COVID juga telah merenggut kurang dari 398.000 nyawa di Rusia, menurut Organisasi Kesehatan Dunia.
Pada bulan Februari tahun ini, tingkat pengangguran resmi Rusia turun menjadi 3,5 persen, menurut Trading Economics. Namun, ini menutupi setengah pengangguran, sementara pasar tenaga kerja yang ketat berarti perusahaan harus membayar lebih untuk menarik pekerja, dan dengan demikian percepatan pertumbuhan upah bisa melebihi pertumbuhan produktivitas.
“Tingkat pengangguran tenaga kerja yang begitu rendah terhadap ekonomi yang sangat lesu berarti bahwa biaya untuk perusahaan akan naik dan itu akan menjadi pendorong inflasi,” kata Weafer, “itu hanya berarti satu hal — biaya akan naik. .”
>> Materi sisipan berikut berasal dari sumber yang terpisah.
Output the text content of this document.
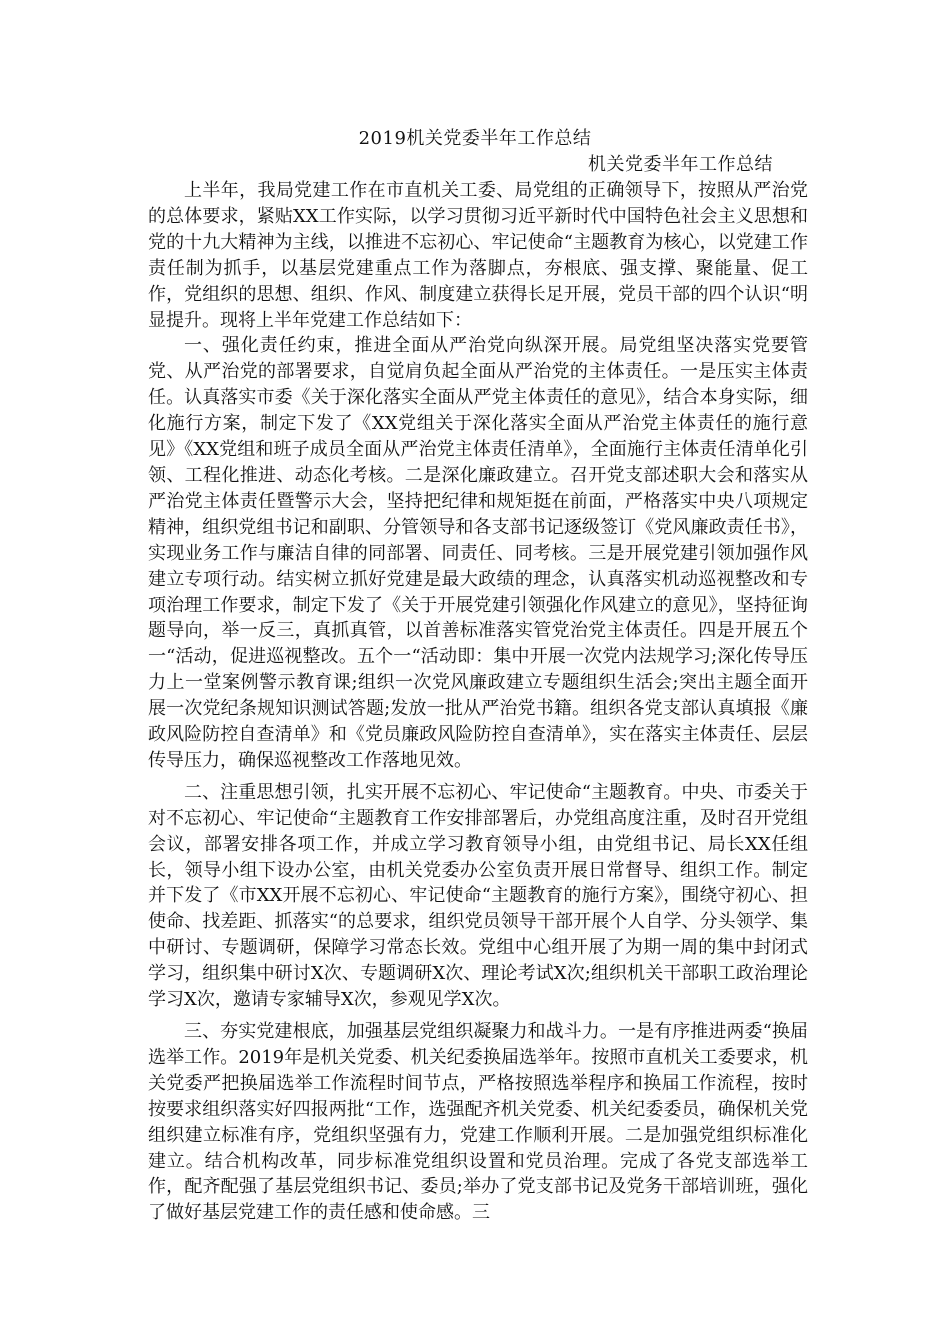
2019机关党委半年工作总结
机关党委半年工作总结

上半年，我局党建工作在市直机关工委、局党组的正确领导下，按照从严治党的总体要求，紧贴XX工作实际，以学习贯彻习近平新时代中国特色社会主义思想和党的十九大精神为主线，以推进不忘初心、牢记使命“主题教育为核心，以党建工作责任制为抓手，以基层党建重点工作为落脚点，夯根底、强支撑、聚能量、促工作，党组织的思想、组织、作风、制度建立获得长足开展，党员干部的四个认识“明显提升。现将上半年党建工作总结如下：

一、强化责任约束，推进全面从严治党向纵深开展。局党组坚决落实党要管党、从严治党的部署要求，自觉肩负起全面从严治党的主体责任。一是压实主体责任。认真落实市委《关于深化落实全面从严党主体责任的意见》，结合本身实际，细化施行方案，制定下发了《XX党组关于深化落实全面从严治党主体责任的施行意见》《XX党组和班子成员全面从严治党主体责任清单》，全面施行主体责任清单化引领、工程化推进、动态化考核。二是深化廉政建立。召开党支部述职大会和落实从严治党主体责任暨警示大会，坚持把纪律和规矩挺在前面，严格落实中央八项规定精神，组织党组书记和副职、分管领导和各支部书记逐级签订《党风廉政责任书》，实现业务工作与廉洁自律的同部署、同责任、同考核。三是开展党建引领加强作风建立专项行动。结实树立抓好党建是最大政绩的理念，认真落实机动巡视整改和专项治理工作要求，制定下发了《关于开展党建引领强化作风建立的意见》，坚持征询题导向，举一反三，真抓真管，以首善标准落实管党治党主体责任。四是开展五个一“活动，促进巡视整改。五个一“活动即：集中开展一次党内法规学习;深化传导压力上一堂案例警示教育课;组织一次党风廉政建立专题组织生活会;突出主题全面开展一次党纪条规知识测试答题;发放一批从严治党书籍。组织各党支部认真填报《廉政风险防控自查清单》和《党员廉政风险防控自查清单》，实在落实主体责任、层层传导压力，确保巡视整改工作落地见效。

二、注重思想引领，扎实开展不忘初心、牢记使命“主题教育。中央、市委关于对不忘初心、牢记使命“主题教育工作安排部署后，办党组高度注重，及时召开党组会议，部署安排各项工作，并成立学习教育领导小组，由党组书记、局长XX任组长，领导小组下设办公室，由机关党委办公室负责开展日常督导、组织工作。制定并下发了《市XX开展不忘初心、牢记使命“主题教育的施行方案》，围绕守初心、担使命、找差距、抓落实“的总要求，组织党员领导干部开展个人自学、分头领学、集中研讨、专题调研，保障学习常态长效。党组中心组开展了为期一周的集中封闭式学习，组织集中研讨X次、专题调研X次、理论考试X次;组织机关干部职工政治理论学习X次，邀请专家辅导X次，参观见学X次。

三、夯实党建根底，加强基层党组织凝聚力和战斗力。一是有序推进两委“换届选举工作。2019年是机关党委、机关纪委换届选举年。按照市直机关工委要求，机关党委严把换届选举工作流程时间节点，严格按照选举程序和换届工作流程，按时按要求组织落实好四报两批“工作，选强配齐机关党委、机关纪委委员，确保机关党组织建立标准有序，党组织坚强有力，党建工作顺利开展。二是加强党组织标准化建立。结合机构改革，同步标准党组织设置和党员治理。完成了各党支部选举工作，配齐配强了基层党组织书记、委员;举办了党支部书记及党务干部培训班，强化了做好基层党建工作的责任感和使命感。三
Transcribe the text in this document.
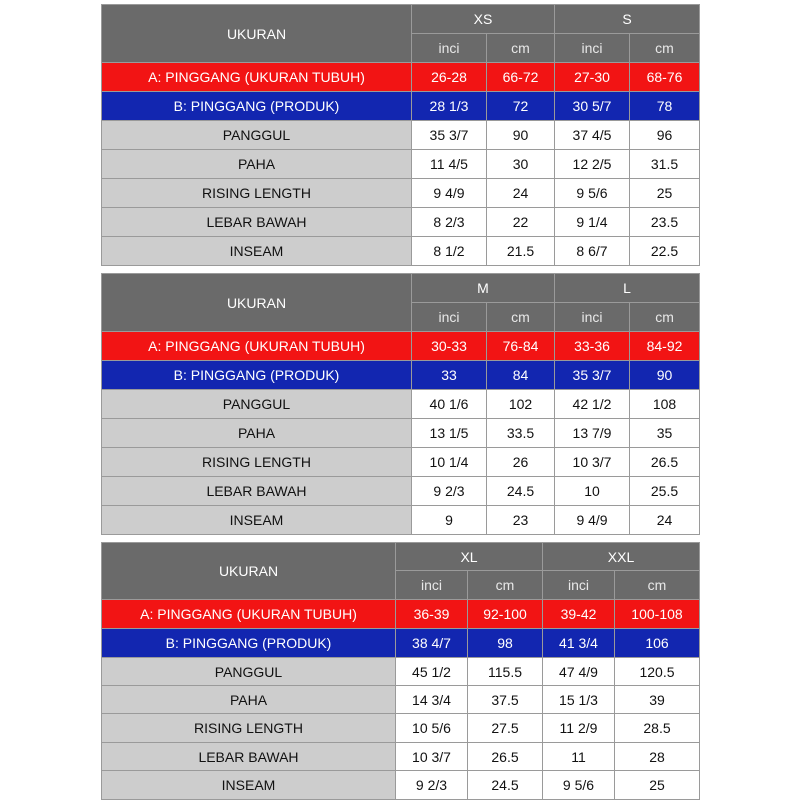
UKURAN	XS		S	
	inci	cm	inci	cm
A: PINGGANG (UKURAN TUBUH)	26-28	66-72	27-30	68-76
B: PINGGANG (PRODUK)	28 1/3	72	30 5/7	78
PANGGUL	35 3/7	90	37 4/5	96
PAHA	11 4/5	30	12 2/5	31.5
RISING LENGTH	9 4/9	24	9 5/6	25
LEBAR BAWAH	8 2/3	22	9 1/4	23.5
INSEAM	8 1/2	21.5	8 6/7	22.5
UKURAN	M		L	
	inci	cm	inci	cm
A: PINGGANG (UKURAN TUBUH)	30-33	76-84	33-36	84-92
B: PINGGANG (PRODUK)	33	84	35 3/7	90
PANGGUL	40 1/6	102	42 1/2	108
PAHA	13 1/5	33.5	13 7/9	35
RISING LENGTH	10 1/4	26	10 3/7	26.5
LEBAR BAWAH	9 2/3	24.5	10	25.5
INSEAM	9	23	9 4/9	24
UKURAN	XL		XXL	
	inci	cm	inci	cm
A: PINGGANG (UKURAN TUBUH)	36-39	92-100	39-42	100-108
B: PINGGANG (PRODUK)	38 4/7	98	41 3/4	106
PANGGUL	45 1/2	115.5	47 4/9	120.5
PAHA	14 3/4	37.5	15 1/3	39
RISING LENGTH	10 5/6	27.5	11 2/9	28.5
LEBAR BAWAH	10 3/7	26.5	11	28
INSEAM	9 2/3	24.5	9 5/6	25
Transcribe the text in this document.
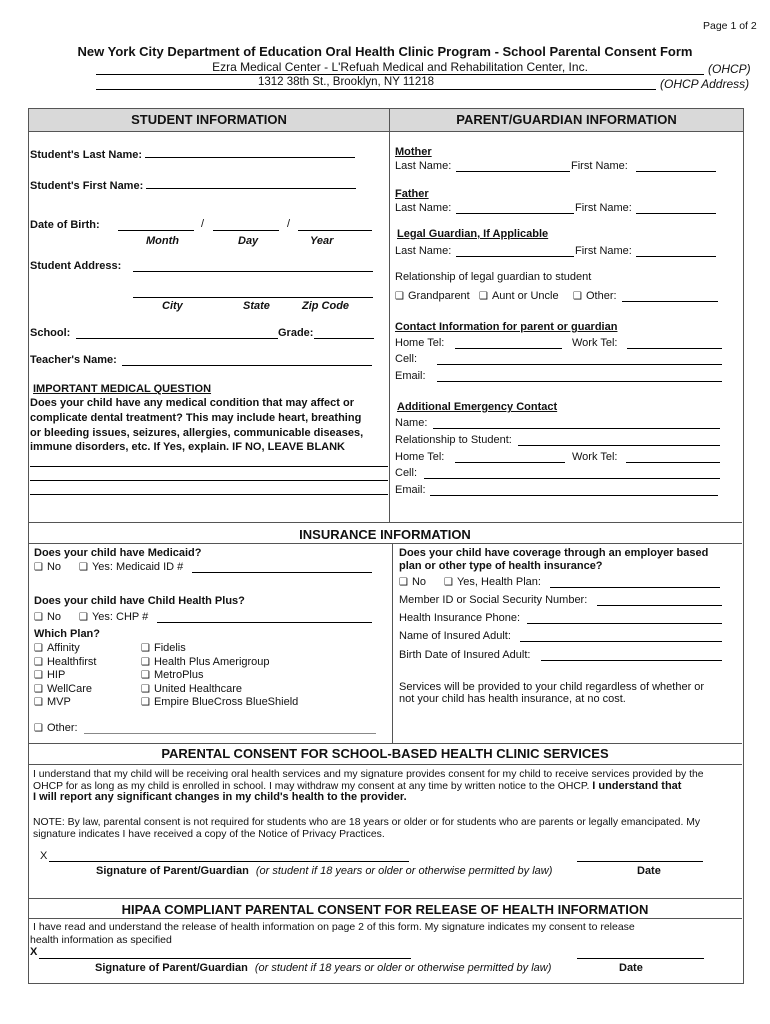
Page 1 of 2
New York City Department of Education Oral Health Clinic Program - School Parental Consent Form
Ezra Medical Center - L'Refuah Medical and Rehabilitation Center, Inc.	(OHCP)
1312 38th St., Brooklyn, NY 11218	(OHCP Address)
STUDENT INFORMATION	PARENT/GUARDIAN INFORMATION
Student's Last Name:
Student's First Name:
Date of Birth:	/	/
Month	Day	Year
Student Address:
City	State	Zip Code
School:	Grade:
Teacher's Name:
IMPORTANT MEDICAL QUESTION
Does your child have any medical condition that may affect or
complicate dental treatment? This may include heart, breathing
or bleeding issues, seizures, allergies, communicable diseases,
immune disorders, etc. If Yes, explain. IF NO, LEAVE BLANK
Mother
Last Name:	First Name:
Father
Last Name:	First Name:
Legal Guardian, If Applicable
Last Name:	First Name:
Relationship of legal guardian to student
❑ Grandparent ❑ Aunt or Uncle ❑ Other:
Contact Information for parent or guardian
Home Tel:	Work Tel:
Cell:
Email:
Additional Emergency Contact
Name:
Relationship to Student:
Home Tel:	Work Tel:
Cell:
Email:
INSURANCE INFORMATION
Does your child have Medicaid?
❑ No ❑ Yes: Medicaid ID #
Does your child have Child Health Plus?
❑ No ❑ Yes: CHP #
Which Plan?
❑ Affinity
❑ Healthfirst
❑ HIP
❑ WellCare
❑ MVP
❑ Fidelis
❑ Health Plus Amerigroup
❑ MetroPlus
❑ United Healthcare
❑ Empire BlueCross BlueShield
❑ Other:
Does your child have coverage through an employer based
plan or other type of health insurance?
❑ No ❑ Yes, Health Plan:
Member ID or Social Security Number:
Health Insurance Phone:
Name of Insured Adult:
Birth Date of Insured Adult:
Services will be provided to your child regardless of whether or
not your child has health insurance, at no cost.
PARENTAL CONSENT FOR SCHOOL-BASED HEALTH CLINIC SERVICES
I understand that my child will be receiving oral health services and my signature provides consent for my child to receive services provided by the
OHCP for as long as my child is enrolled in school. I may withdraw my consent at any time by written notice to the OHCP. I understand that
I will report any significant changes in my child's health to the provider.
NOTE: By law, parental consent is not required for students who are 18 years or older or for students who are parents or legally emancipated. My
signature indicates I have received a copy of the Notice of Privacy Practices.
X
Signature of Parent/Guardian (or student if 18 years or older or otherwise permitted by law)	Date
HIPAA COMPLIANT PARENTAL CONSENT FOR RELEASE OF HEALTH INFORMATION
I have read and understand the release of health information on page 2 of this form. My signature indicates my consent to release
health information as specified
X
Signature of Parent/Guardian (or student if 18 years or older or otherwise permitted by law)	Date
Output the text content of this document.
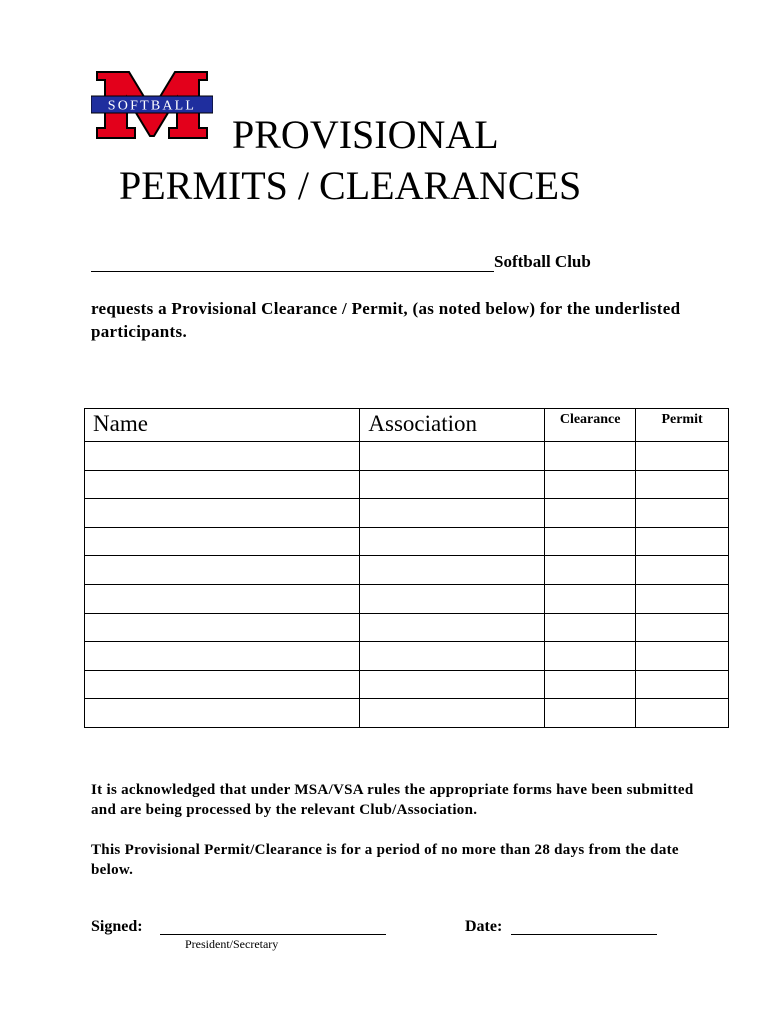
SOFTBALL
PROVISIONAL
PERMITS / CLEARANCES
Softball Club
requests a Provisional Clearance / Permit, (as noted below) for the underlisted participants.
Name	Association	Clearance	Permit

It is acknowledged that under MSA/VSA rules the appropriate forms have been submitted and are being processed by the relevant Club/Association.
This Provisional Permit/Clearance is for a period of no more than 28 days from the date below.
Signed:
President/Secretary
Date:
Kommersant melaporkan pada hari Senin bahwa pemberi kerja yang disurvei oleh bank sentral mengatakan bahwa pengindeksan gaji dan pelatihan akan membantu mengatasi kekurangan pekerja. Selain itu, pemberi kerja memperkirakan perekrutan akan meningkat dalam beberapa bulan mendatang di tengah peningkatan tenaga kerja musiman untuk konstruksi, pemrosesan, dan perdagangan.